Overall the findings were suggestive of multicentric/multifocal high grade glioma.

Patient was subsequently operated and the tumor mass was resected and sent for biopsy.

Biopsy of resected mass revealed poorly differentiated, pleomorphic astrocytic cells with marked nuclear atypia and brisk mitotic activity suggestive of grade 4 anaplastic carcinoma. Patient was planned for radiotherapy one month later but unfortunately succumbed to nosocomial pneumonia and septicaemia and died 15 days later due to septic shock.

The most important feature of clinical presentation in most patients with Supratentorial gliomas is the progressive nature of the symptoms. The evolving presentation is variable and depends on many factors, including the type of tumor and its method of growth (infiltrative versus expansile), the location of the tumor within the brain, the rapidity of growth, and the degree of associated edema and mass effect.

Changes in cognition and personality may be caused by elevation of ICP, mass effect, and disruption or central pathways.

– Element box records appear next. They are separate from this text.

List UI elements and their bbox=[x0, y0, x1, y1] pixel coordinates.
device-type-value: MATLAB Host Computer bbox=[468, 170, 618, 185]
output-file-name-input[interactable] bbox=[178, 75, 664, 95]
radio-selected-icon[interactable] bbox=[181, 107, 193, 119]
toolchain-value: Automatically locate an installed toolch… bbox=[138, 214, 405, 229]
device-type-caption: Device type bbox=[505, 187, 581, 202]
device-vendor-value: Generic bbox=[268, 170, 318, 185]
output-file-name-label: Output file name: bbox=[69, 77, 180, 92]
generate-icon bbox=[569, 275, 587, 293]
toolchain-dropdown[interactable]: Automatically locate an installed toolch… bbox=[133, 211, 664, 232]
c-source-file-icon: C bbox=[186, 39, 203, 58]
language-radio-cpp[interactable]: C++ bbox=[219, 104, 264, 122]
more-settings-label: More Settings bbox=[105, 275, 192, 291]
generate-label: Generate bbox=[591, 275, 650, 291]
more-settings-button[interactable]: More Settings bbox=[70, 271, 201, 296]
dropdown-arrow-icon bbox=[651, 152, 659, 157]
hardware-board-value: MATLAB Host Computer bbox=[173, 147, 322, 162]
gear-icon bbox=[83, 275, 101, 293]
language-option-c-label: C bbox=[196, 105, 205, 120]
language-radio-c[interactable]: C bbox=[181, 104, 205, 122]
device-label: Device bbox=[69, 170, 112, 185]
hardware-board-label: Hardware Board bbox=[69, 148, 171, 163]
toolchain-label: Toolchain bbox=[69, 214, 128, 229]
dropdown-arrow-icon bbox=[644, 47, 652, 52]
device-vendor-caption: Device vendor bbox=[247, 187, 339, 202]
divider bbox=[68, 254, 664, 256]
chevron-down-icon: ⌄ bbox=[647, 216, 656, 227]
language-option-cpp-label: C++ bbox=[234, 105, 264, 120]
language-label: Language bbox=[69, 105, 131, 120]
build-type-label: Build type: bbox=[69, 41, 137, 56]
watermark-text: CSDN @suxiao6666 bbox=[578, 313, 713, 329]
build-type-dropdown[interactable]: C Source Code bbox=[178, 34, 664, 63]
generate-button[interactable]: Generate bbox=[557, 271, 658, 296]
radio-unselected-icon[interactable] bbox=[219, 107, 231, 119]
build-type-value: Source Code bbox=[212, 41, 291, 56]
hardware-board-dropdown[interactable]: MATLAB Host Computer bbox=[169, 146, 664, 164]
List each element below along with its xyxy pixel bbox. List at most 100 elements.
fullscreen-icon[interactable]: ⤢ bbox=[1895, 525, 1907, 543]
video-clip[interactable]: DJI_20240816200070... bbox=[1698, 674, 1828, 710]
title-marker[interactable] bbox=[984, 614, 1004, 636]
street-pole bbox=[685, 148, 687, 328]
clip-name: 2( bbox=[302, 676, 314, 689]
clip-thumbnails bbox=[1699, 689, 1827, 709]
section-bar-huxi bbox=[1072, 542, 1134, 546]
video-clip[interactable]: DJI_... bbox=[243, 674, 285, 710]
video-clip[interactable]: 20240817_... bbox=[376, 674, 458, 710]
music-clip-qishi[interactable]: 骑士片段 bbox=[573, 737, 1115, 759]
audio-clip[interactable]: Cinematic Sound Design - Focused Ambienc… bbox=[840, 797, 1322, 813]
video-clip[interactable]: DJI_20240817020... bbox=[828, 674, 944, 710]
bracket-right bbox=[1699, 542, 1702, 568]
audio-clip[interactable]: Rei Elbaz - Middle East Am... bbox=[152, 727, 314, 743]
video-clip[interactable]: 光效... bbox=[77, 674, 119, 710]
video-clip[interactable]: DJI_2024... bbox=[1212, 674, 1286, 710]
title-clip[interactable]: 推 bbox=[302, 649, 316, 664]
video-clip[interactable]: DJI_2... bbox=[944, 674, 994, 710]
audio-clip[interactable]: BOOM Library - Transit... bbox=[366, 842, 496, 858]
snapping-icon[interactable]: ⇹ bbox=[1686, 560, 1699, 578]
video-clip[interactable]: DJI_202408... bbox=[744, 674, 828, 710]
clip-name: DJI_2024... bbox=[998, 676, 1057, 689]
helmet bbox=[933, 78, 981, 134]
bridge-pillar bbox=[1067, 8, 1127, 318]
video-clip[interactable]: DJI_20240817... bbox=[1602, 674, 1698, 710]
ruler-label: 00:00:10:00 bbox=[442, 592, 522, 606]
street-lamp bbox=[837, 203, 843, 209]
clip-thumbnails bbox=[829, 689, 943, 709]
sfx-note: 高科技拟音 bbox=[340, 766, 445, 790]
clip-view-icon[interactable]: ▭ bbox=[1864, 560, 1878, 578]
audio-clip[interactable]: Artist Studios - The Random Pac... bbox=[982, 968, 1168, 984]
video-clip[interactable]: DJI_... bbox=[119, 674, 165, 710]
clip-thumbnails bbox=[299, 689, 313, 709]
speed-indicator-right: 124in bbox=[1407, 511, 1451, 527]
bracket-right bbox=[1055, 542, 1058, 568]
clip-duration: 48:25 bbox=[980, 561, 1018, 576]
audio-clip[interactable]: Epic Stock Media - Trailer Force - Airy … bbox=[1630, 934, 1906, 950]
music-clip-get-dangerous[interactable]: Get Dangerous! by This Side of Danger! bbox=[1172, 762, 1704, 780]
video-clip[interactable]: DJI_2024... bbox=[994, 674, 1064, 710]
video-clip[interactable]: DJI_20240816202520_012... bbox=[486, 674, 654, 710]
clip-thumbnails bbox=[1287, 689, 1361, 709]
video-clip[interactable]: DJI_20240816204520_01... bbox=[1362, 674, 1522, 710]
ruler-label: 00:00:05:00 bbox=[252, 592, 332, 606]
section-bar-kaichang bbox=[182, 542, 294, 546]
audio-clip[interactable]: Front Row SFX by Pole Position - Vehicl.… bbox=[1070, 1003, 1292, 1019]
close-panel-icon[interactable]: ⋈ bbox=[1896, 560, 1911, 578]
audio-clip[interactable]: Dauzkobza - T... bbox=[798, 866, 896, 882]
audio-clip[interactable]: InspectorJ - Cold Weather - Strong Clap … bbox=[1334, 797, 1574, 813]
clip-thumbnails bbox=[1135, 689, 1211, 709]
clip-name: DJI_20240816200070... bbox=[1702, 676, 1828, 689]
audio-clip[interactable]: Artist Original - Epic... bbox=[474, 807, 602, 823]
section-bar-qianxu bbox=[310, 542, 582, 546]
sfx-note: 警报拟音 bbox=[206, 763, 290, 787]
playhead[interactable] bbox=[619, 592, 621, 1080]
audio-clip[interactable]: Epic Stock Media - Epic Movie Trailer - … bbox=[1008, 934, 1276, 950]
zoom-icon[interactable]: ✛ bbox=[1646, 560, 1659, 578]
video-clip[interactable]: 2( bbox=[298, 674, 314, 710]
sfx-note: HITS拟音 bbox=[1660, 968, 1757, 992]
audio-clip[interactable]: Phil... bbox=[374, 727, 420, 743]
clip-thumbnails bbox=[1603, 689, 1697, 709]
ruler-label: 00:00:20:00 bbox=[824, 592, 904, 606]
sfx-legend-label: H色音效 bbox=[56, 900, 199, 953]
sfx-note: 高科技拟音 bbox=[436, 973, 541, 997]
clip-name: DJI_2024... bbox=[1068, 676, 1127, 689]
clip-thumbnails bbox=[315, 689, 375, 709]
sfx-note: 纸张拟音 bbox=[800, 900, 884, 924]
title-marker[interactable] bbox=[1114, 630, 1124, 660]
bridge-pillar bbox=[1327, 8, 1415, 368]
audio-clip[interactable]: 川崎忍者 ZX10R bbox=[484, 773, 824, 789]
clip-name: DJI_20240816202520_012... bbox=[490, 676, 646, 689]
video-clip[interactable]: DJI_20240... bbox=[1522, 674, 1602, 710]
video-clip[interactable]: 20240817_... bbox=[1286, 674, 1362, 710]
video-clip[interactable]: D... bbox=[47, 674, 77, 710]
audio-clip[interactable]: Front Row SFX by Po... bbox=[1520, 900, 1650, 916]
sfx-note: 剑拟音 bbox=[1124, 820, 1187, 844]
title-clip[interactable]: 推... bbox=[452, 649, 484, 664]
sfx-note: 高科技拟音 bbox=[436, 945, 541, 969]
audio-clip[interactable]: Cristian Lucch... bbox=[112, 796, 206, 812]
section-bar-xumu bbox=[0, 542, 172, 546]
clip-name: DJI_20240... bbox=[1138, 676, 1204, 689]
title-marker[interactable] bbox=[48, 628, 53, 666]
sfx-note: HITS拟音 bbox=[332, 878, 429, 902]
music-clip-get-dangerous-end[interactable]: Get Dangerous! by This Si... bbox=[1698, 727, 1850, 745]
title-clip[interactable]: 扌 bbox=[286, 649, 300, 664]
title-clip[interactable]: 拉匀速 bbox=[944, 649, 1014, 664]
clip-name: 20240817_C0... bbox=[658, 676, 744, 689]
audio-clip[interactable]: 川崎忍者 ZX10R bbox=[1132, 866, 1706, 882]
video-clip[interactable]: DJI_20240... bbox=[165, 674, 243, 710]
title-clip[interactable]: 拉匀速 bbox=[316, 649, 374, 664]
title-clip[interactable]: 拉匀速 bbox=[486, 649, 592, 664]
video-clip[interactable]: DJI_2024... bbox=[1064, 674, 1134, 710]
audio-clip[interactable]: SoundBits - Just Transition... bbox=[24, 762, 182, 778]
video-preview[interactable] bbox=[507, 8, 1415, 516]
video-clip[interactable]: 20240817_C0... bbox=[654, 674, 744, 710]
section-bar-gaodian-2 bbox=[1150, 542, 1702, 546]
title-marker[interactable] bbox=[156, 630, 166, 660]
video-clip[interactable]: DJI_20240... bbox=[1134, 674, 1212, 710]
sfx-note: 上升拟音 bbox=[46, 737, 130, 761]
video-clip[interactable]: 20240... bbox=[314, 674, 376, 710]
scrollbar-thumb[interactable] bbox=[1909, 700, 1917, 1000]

Patients with tumors developing within the parietal lobes speak fluently, often with excessive ‘empty’ speech, yet lack comprehension of spoken or written words. Parietal lesions may also cause apraxias, the inability to formulate and execute complex motor behaviors such as dressing or constructions, despite intact strength and coordination [1].

Feng et al. reported an elderly patient presenting with rapidly progressive anomic aphasia due to a brain tumor occupying more than three quadrants of the left temporal lobe which subsequently turned out to be glioblastoma multiforme on histopathology [2].

Despite optimal treatment, the median survival is only 12 to 15 months for patients with glioblastomas and 2 to 5 years for patients with anaplastic gliomas. The standard therapy for newly diagnosed malignant gliomas involves surgical resection when feasible, radiotherapy, and chemotherapy [3].

• Gliomas may present with rapidly progressive change in cognition/ behavior but such a presentation in isolation without overt signs/ symptoms of elevated intracranial pressure is rare.

• There should always be an index of suspicion for malignant gliomas in patients presenting with rapidly progressive cognitive decline to avoid delay in treatment

• Contrast enhanced MRI with MR spectroscopy is the investigation of choice as the lesion may be missed on non-contrast CT images.